By following the example, one can get the execution result (i.e. raw number of execution cycle) for each NPU core. For more information about the configuration and results, see the following section and the *README* of simulator.

## 7. Experiment Customization

- **7.1. Options.** There are several options for various traces.
  - SRAM\_TRACE: Generates the SRAM trace per each PE in result\_path/intermediate/(sram files). If SRAM\_TRACE equals to false, only cycle is written. (Default: false)
  - DRAMREQ\_NPU\_TRACE: Option for the trace of DRAM requests in npu-side cycle. (Default: false)
  - DEBUG: Debugging option. (Default: false)
- **7.2. Input customization.** Users also can tuned the hardware and network configuration files. Note that, we use the list of single configuration files to support multi-NPU simulation.
  - *arch\_config*: NPU-core specification.
  - network\_config: Model topology.
  - *dram\_config*: DRAM configuration.
  - npumem\_config: Information of memory-related hyper-parameters such as page table walker (PTW).
  - misc\_config: Iteration details with the number of shared PTWs. It includes the start cycle, number of iterations, and the number of shared PTW partitions (i.e. upper and lower bound of available PTWs per core).

- **7.3. Parameters.** Our simulator requires six parameters. Configuration parameters are list of single configuration files and result path is for output directory. The example of whole commands are in *Makefile*.
  - The path of core architecture (arch\_config/core\_architecture\_list/tpu.txt)
  - The path of target network (network\_config/netconfig\_list/single/test1\_network.txt)
  - The path of target DRAM (dram\_config/total\_dram\_config/single\_hbm2\_256gbs.cfg)
  - The path of npumem config (npumem\_config/npumem\_architecture\_list/single.txt)
  - result path (single\_test1)
  - The path of execution mode config (misc\_config/single.cfg)
- **7.4. Result files.** The whole result files are stored in result path (fifth parameter).

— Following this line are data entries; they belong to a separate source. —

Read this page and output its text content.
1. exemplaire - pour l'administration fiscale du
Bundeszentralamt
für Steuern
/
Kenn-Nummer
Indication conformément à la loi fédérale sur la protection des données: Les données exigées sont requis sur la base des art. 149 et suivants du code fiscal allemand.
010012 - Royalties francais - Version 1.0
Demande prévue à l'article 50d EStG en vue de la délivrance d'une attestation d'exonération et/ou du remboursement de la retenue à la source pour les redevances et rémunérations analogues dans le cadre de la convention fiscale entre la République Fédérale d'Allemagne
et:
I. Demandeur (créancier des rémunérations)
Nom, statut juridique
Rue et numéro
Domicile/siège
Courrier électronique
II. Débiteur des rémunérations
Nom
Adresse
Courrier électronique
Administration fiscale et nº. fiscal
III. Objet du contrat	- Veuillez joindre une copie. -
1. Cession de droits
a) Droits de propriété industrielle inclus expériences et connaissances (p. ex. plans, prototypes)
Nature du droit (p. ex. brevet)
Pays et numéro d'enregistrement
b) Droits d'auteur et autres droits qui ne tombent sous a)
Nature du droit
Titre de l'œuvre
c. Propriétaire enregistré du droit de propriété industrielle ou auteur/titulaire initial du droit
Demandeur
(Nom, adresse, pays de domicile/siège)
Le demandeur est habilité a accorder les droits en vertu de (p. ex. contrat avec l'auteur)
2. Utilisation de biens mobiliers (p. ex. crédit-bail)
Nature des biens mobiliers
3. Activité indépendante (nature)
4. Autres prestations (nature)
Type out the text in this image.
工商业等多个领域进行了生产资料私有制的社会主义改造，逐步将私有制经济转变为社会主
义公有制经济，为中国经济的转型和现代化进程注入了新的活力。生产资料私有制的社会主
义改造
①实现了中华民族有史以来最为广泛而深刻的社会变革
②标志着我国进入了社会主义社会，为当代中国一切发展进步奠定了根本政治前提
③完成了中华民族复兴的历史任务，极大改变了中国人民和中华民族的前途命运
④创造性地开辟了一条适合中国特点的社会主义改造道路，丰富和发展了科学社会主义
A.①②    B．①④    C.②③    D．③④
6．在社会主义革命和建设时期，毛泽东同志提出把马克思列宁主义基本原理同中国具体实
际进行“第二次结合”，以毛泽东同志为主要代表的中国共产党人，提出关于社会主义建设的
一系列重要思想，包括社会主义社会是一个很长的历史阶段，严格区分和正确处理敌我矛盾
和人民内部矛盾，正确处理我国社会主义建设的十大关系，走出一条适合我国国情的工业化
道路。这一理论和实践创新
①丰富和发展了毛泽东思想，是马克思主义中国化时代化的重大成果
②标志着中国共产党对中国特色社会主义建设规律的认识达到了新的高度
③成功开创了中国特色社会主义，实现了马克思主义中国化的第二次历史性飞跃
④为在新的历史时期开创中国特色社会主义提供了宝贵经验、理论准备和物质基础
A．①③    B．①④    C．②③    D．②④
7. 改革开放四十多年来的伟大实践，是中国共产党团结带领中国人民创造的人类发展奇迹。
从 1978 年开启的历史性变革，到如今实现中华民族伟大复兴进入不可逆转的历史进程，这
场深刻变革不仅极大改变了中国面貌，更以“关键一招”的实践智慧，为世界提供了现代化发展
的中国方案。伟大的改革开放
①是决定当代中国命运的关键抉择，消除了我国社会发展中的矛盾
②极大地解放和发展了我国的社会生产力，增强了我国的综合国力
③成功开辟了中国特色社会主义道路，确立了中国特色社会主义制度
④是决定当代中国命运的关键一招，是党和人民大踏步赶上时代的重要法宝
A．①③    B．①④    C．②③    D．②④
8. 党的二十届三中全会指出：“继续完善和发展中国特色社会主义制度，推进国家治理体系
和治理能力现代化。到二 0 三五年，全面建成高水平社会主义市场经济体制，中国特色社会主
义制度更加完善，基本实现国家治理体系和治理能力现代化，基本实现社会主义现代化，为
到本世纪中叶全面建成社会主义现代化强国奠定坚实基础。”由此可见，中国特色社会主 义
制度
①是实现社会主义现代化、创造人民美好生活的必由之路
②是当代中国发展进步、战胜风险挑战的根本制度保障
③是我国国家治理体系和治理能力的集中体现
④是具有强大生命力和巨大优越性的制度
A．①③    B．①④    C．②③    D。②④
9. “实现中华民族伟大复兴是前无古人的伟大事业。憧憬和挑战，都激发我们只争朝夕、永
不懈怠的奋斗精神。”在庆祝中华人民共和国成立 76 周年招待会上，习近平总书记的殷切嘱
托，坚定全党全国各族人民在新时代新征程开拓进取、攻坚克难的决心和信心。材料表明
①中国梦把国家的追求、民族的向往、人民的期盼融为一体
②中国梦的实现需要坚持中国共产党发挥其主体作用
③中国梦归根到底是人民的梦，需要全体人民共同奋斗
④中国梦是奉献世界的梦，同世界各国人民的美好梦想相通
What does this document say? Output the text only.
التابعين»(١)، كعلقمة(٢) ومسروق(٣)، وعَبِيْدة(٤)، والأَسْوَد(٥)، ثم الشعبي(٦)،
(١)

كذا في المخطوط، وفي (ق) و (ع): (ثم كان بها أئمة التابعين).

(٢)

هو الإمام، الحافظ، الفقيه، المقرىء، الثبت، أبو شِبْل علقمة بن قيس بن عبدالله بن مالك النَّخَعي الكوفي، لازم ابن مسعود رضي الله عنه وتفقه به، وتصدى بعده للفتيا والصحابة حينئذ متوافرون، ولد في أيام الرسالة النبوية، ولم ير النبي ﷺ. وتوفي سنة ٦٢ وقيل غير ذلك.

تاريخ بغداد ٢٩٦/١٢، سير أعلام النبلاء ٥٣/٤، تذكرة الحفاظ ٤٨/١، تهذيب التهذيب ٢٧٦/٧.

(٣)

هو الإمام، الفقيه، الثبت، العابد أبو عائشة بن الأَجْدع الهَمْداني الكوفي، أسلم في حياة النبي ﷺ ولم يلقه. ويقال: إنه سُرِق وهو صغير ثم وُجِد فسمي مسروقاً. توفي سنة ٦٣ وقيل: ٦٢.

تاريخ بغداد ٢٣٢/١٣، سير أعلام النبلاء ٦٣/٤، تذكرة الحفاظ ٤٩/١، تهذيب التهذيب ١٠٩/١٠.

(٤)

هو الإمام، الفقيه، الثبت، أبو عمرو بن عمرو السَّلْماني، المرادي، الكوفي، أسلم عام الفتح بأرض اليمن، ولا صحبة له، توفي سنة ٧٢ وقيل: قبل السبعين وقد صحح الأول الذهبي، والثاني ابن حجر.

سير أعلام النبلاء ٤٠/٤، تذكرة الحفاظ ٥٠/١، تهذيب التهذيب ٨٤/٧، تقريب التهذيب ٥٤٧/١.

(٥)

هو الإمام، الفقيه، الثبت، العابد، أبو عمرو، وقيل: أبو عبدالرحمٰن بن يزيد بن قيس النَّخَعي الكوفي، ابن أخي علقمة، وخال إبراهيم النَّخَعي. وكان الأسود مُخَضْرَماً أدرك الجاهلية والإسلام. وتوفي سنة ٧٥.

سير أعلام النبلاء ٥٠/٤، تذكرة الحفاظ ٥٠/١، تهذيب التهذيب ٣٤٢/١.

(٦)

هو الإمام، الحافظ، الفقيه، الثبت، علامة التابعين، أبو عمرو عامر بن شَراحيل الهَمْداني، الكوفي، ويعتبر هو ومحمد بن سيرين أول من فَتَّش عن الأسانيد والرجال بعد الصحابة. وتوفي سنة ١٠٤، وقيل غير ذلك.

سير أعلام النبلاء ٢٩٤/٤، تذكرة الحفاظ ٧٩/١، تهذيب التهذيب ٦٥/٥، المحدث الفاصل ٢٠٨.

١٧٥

The result path contains four subdirectories to save results:
  - dramsim\_output: The access information of DRAM (dram.log, dramreq.log), TLB (tlb<core idx>.log), and PTW (tlb<core idx>\_ptw.log). When DRAM requests sent, the start-cycle is written in dram.log and the end-cycle is written in dramreq.log.

- intermediate\_config: Reconstructed configuration. Unlike original network file, it considers the GEMM translation (e.g the im2col-out convolution) and absolute address translation.
- *intermediate*: The intermediate results except the memory constraints. Based on these intermediate results, the simulator makes the memory requests. The format of output lines is (cycle), (list of address). Therefore, only first values (cycle) in SRAM traces are remained when SRAM TRACE is false.
- result: Text files that contains the summarization of simulation result. The name of summarization files for each NPU core is decided with following convention: convention: core architecture name
  core index>\_<target network name</p>
  core index>. There exists four kinds of summary files with intrinsic prefixes: 1) average cycles (avg\_cycle), 2) the size of memory footprint (memory\_footprint), 3) per layer execution cycle (execution\_cycle), and 4) PE utilization (utilization).

#### 8. Notes

Each directory has README file for more explanation.